1. LinkedIn: These are from the Professional Networking Platform:
LinkedIn has long been the best platform for professional networking and B2B peer contacts. It is a business focused on professionals from different industries making it a good place to get that business to target a professional audience. However LinkedIn has its features like the company pages and industry groups etc. This is an extremely powerful tool for dispensing thought leadership and sharing industry insights, recruiting top talent, creating business partnerships, and more.
2. Facebook: The All in One Social Platform
With billions of users throughout the world, Facebook is the biggest social media platform. It caters to a wide range of audiences, so is typically suited to business that desire to reach a wide consumer market. But Facebook’s features are an obvious company page, a group, targeted advertising, and e-commerce. Apart from that, it’s an ideal stage to fabricate brand cognizance, interface with the clients and to advance your site traffic. Organic reach on Facebook has also decreased over the years therefore, paid advertising is needed to reach your targeted audience.
3. Instagram: Visual Storytelling for Visual Brands:
Being visual, Instagram is a huge platform for the younger demographics or businesses who have visually appealing products or services to offer. This has features like photo and video upload, Stories, IGTV and shoppable posts. It’s easy to use Instagram to show off products, craft brand stories with visual content, or engage with a highly engaged user base.
4. Twitter: Real Time Updates and Individual Conversations.
Real time updates and chatting is what Twitter is about as a microblogging platform. There are millions of users, hence there is an individual, business, and influencers user bases there. With such a fast paced nature on Twitter, timely announcements, news updates and engaging conversation with industry is the perfect fit. Features include posts with hashtags, retweet and DM. But with so many tweets, it's a short life cycle for individual posts so you have a lot to keep up with with posting and active community engagement.
5. YouTube: Video Content and Engagement:
You can tell from YouTube’s two billion monthly active users that it’s the biggest player in the video content sphere. If you can use video (tutorials, product demos, vlogs), this is one of the most effective tools for businesses. Although brands can take advantage of YouTube opportunities for exposure, engagement and monetization through ads revenue and partnerships. If your company can create and promote high quality video content on a repeatable basis, it is an ideal fit.
6. TikTok: Short-Form, Viral Content:
The short form, creative videos that have made TikTok extremely popular, especially with those younger audiences. Designed for businesses to feature in their creativity, joining trending challenges, and enjoying the growing user base. For businesses with visually interesting products or services, and a demographic user base that fits with TikTok’s user base, TikTok is the perfect social media platform.
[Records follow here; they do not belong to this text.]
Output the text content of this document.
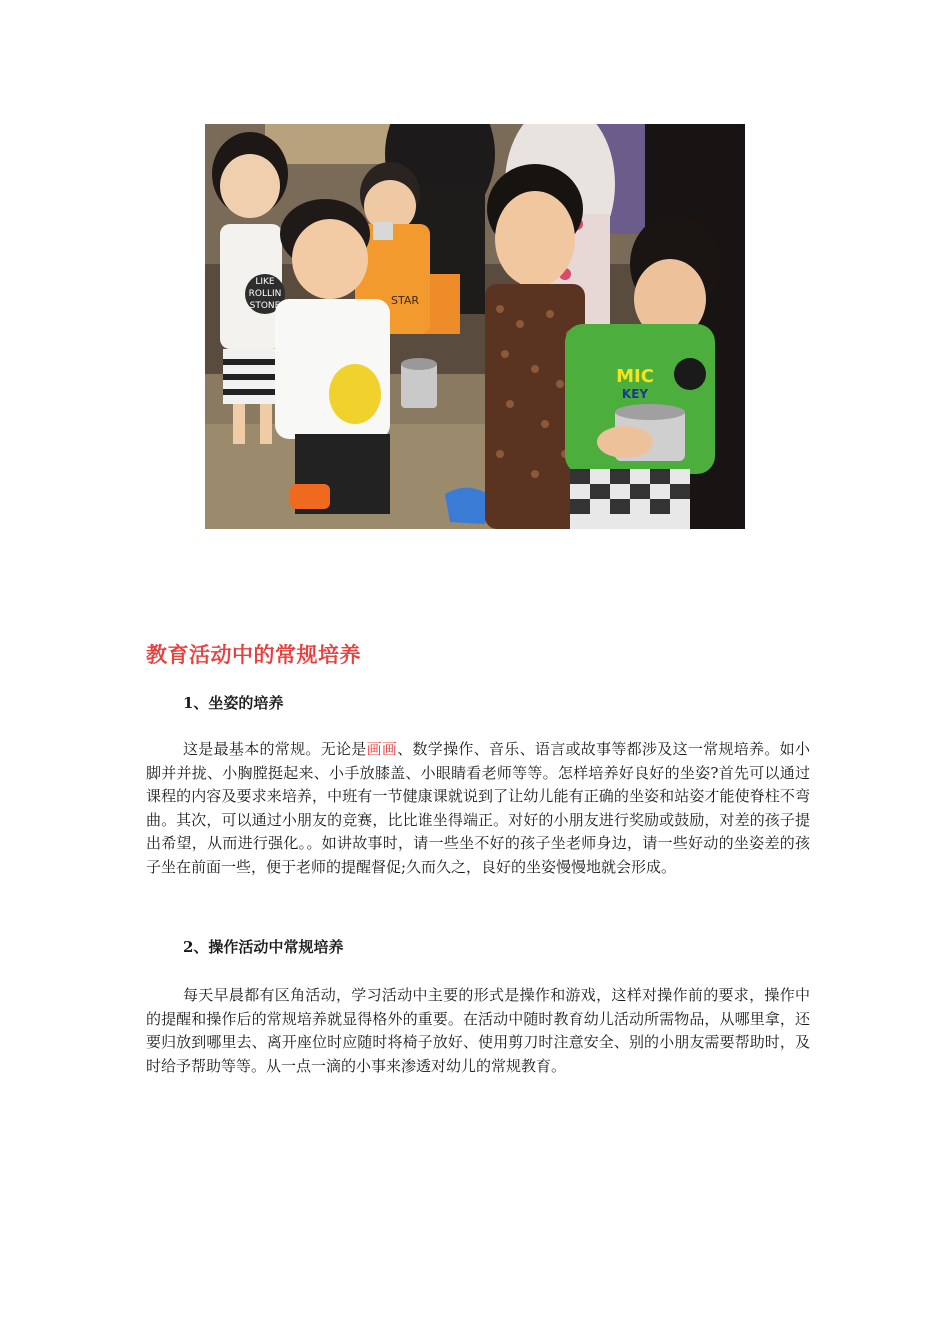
LIKE
ROLLIN
STONE	STAR
MIC
KEY
教育活动中的常规培养
1、坐姿的培养
这是最基本的常规。无论是画画、数学操作、音乐、语言或故事等都涉及这一常规培养。如小脚并并拢、小胸膛挺起来、小手放膝盖、小眼睛看老师等等。怎样培养好良好的坐姿?首先可以通过课程的内容及要求来培养，中班有一节健康课就说到了让幼儿能有正确的坐姿和站姿才能使脊柱不弯曲。其次，可以通过小朋友的竞赛，比比谁坐得端正。对好的小朋友进行奖励或鼓励，对差的孩子提出希望，从而进行强化。。如讲故事时，请一些坐不好的孩子坐老师身边，请一些好动的坐姿差的孩子坐在前面一些，便于老师的提醒督促;久而久之，良好的坐姿慢慢地就会形成。
2、操作活动中常规培养
每天早晨都有区角活动，学习活动中主要的形式是操作和游戏，这样对操作前的要求，操作中的提醒和操作后的常规培养就显得格外的重要。在活动中随时教育幼儿活动所需物品，从哪里拿，还要归放到哪里去、离开座位时应随时将椅子放好、使用剪刀时注意安全、别的小朋友需要帮助时，及时给予帮助等等。从一点一滴的小事来渗透对幼儿的常规教育。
Considerations for Choosing the Right Platform:
1. Target Audience: Think about the demographics and professions of the people that you wish to purchase from. Are they mostly professionals, consumers and or a particular age group?
2. Business Goals: Match the features and capabilities of each platform to your company goals. Do you need to connect with customers, drive sales, make your brand known, or create professional networks?
3. Content Strategy: Examine what type of content you can create, and what platforms that can support. Do you have products with beautiful pictures, videos that educate, or content that holds everyone’s attention?
4. Budget and Resources: Think about what budget and resources you have for social media marketing. Some platforms just require more investment in advertising, or in content creation.
5. Competitor Analysis: Figure out where your competitors are strong and what advantages there might be, and what is off limits to you, in joining or differentiating based on those platforms.
Your business will have a hard time marketing on any social media platform if you don’t know your audience, your goals, your content strategy, and especially if you don’t have money and resources to invest in it. Even though LinkedIn is the best platform for professional networking and B2B interactions, others like Facebook, Instagram, Twitter, Youtube, and Tiktok are unique in their specs and users that focus more or less on a specific set of demographics and content types. A good social media strategy is based on using several platforms to get to your target audience in the best possible way. Understand what works well on different platforms, and based on that you will be able to choose wisely making use of your efforts and bringing the best out of all social media platforms.